A midnight flit

PUBLISHED : Saturday, 22 July, 1995, 12:00am
UPDATED : Saturday, 22 July, 1995, 12:00am

Rum topic for a book, this. Night has been tamed and tethered to the point where it has almost disappeared, in Hong Kong at least. The lights never go out, the party never stops, and the last of the evening's revellers take breakfast in the same dim sum restaurants as the first workers of the morning shift. We have almost abolished night. It has become a mere inconvenience to golfers.

Perhaps this is an illusion. As Alvarez shows in this 'exploration of night life, night language, sleep and dreams', there is a good deal more to the dark than what doesn't meet the eye. His book is a curious mixture. Alvarez, a poet and novelist when he is not producing unclassifiable non-fiction, always writes with wit and distinction, but flits between genres.

We open with a historical survey of the way people have dealt with the darkness. An amazing variety of things have been burned to make light, including whole fishes on sticks and certain greasy varieties of duck.

We then explore our author's childhood fear of the dark, which was considerable. From these highly personal reminiscences we turn to the Atkinson Morley Hospital, which has a sleep laboratory. Here the tone is calm and lucid journalism as we watch a patient have a meticulously monitored night's sleep, and Alvarez tries his luck as well.

This leads to a scientific discourse on what happens when we sleep, what happens when we dream, and hence to what happens when we think. Then we consider the interpretation of dreams, which brings us, inevitably, to Freud, who turned it from a cottage industry into a major academic preoccupation.

Then another complete change of pace, and we spend two chapters on patrol with night-shift policemen in New York and London. This is followed by some musings on the night shift in general. And we conclude with nocturnal meditations at the author's cottage in the Italian countryside, where the night is still dark and populated by predatory owls.

What are we to make of this? I have a simple rule: whenever the publisher gets the name of Montaigne on the cover, as he does here, the reader is going to be left wondering what is going on. This is not a book with a strong sense of direction.

On the other hand, whatever our destination, we have a great deal of civilised pleasure getting there. Alvarez is a deft writer with a fine ear for a quotation. He is consistently both interested and interesting.

He is also a careful and accurate observer.
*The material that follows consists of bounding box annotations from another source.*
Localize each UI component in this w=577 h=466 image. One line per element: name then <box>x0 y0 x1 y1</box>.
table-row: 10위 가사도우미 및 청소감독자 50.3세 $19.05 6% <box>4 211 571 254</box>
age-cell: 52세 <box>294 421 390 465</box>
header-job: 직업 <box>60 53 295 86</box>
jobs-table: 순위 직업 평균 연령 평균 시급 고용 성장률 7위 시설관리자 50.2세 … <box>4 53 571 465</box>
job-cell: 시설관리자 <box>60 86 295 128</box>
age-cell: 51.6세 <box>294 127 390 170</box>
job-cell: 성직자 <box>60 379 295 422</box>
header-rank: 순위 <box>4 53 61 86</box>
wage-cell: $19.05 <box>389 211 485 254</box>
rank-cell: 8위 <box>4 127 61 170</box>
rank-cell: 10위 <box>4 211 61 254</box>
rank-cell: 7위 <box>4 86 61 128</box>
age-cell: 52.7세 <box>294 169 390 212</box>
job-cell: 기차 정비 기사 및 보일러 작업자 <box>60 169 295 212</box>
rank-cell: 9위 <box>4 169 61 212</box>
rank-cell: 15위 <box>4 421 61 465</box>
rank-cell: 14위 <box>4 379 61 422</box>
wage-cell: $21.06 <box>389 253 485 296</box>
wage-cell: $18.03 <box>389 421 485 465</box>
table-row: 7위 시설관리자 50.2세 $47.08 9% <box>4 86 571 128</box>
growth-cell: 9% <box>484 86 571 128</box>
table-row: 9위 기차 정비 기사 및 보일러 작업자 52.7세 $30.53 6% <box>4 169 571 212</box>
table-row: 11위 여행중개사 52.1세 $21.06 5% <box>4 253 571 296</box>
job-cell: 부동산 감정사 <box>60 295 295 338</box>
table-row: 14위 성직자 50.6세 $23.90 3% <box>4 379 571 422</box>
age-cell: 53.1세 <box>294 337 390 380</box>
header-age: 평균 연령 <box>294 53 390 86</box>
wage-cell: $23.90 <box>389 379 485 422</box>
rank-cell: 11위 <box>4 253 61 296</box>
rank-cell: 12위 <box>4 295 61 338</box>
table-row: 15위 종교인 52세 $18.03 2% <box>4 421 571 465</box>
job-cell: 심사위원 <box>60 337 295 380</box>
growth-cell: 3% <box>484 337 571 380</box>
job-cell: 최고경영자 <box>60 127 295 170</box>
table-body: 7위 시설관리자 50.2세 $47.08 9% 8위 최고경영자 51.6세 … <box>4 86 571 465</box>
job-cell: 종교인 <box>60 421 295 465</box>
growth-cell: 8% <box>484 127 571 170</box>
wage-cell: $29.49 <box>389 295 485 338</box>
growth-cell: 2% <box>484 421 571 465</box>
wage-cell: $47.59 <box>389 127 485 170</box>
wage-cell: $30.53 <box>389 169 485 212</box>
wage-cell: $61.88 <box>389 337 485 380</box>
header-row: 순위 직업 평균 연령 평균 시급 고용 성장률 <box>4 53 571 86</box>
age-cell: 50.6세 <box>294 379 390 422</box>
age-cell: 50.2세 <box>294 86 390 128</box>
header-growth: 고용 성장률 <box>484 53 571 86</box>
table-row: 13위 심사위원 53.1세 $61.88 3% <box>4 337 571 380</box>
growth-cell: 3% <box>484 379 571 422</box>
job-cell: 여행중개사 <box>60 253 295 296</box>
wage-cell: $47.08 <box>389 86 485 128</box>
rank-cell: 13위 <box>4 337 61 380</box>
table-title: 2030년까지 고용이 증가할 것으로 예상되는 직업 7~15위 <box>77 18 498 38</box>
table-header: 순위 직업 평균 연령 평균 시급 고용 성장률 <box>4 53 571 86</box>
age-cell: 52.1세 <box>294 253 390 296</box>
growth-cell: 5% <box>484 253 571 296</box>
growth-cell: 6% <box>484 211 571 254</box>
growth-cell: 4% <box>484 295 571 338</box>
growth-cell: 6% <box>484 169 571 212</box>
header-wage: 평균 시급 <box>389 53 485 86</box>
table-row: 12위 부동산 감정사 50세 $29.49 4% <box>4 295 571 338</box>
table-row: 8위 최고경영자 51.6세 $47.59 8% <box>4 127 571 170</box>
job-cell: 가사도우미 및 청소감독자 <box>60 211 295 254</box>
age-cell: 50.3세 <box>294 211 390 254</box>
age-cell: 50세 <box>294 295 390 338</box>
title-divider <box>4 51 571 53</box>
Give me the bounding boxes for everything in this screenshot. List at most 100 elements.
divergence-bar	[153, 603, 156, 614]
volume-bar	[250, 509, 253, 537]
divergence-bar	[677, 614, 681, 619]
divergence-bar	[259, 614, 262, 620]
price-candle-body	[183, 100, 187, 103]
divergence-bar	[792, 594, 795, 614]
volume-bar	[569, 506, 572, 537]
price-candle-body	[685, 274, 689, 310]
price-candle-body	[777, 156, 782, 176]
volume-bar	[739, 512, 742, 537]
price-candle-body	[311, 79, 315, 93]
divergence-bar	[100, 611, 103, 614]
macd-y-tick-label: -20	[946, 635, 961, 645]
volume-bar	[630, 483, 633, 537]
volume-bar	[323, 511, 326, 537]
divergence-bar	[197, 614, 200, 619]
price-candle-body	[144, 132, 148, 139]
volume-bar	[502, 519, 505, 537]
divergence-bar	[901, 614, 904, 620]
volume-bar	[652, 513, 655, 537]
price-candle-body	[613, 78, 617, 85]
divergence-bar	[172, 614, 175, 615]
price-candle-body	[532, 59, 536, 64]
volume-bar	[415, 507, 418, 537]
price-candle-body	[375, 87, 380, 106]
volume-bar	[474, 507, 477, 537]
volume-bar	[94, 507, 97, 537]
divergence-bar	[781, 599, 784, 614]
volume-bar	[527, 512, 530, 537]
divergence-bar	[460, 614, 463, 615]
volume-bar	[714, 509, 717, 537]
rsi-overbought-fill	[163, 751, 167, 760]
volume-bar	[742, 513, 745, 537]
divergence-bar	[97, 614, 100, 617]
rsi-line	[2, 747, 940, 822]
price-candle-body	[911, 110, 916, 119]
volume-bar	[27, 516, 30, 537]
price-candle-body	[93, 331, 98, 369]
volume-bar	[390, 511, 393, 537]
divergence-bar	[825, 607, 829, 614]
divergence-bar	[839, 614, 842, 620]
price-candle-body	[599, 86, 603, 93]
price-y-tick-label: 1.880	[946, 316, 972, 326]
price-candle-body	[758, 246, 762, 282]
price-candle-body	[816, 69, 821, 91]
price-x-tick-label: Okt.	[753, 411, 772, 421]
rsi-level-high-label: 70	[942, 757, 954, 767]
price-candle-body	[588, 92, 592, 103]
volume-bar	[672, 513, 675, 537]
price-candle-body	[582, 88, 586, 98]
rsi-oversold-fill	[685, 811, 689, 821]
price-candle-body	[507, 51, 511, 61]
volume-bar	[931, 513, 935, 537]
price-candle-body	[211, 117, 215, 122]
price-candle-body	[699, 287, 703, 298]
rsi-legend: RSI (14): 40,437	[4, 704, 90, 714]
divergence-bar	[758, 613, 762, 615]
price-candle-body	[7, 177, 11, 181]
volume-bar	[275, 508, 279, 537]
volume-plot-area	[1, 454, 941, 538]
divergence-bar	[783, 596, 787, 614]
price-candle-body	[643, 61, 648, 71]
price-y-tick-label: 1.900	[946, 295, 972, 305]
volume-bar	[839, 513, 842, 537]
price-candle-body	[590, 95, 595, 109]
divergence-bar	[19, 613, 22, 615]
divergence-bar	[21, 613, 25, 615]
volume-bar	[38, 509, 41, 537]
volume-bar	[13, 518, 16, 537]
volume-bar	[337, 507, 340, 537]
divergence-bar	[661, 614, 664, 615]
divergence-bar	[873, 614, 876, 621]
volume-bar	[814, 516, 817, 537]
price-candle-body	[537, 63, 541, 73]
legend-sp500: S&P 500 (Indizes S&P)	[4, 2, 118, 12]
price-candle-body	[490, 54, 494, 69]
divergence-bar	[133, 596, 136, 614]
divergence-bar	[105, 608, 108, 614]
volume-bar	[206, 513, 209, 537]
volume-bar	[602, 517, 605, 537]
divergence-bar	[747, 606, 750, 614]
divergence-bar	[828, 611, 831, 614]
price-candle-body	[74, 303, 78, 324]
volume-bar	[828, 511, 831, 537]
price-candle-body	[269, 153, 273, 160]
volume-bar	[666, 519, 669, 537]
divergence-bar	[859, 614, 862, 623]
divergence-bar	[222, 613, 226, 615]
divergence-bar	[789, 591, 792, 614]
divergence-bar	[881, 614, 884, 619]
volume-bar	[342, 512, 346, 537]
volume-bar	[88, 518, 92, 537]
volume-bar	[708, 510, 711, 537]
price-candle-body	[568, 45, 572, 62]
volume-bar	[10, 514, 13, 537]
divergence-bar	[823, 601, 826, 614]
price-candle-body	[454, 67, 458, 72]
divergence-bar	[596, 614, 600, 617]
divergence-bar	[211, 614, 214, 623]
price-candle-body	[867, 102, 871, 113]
I have never had any of those detailed dreams pregnant with hidden meanings which seem to have been so common in Freud's Vienna. But I worked night shifts for several years and Alvarez's description of the inconvenience and strange allure of night work is spot on.

One could complain that the approach adopted here is really North European, even Scandinavian. Daylight is a time of welcome warmth, the night threatening in its cold as well as its darkness. In more tropical climates where the sun comes up like thunder and much of the day is necessarily spent panting in the shade, perhaps the night appears more welcome as a time of cool recovery from the relentless assault of too much light.

It is a happy feature of this book that it leaves you with a few good answers and a lot of good questions.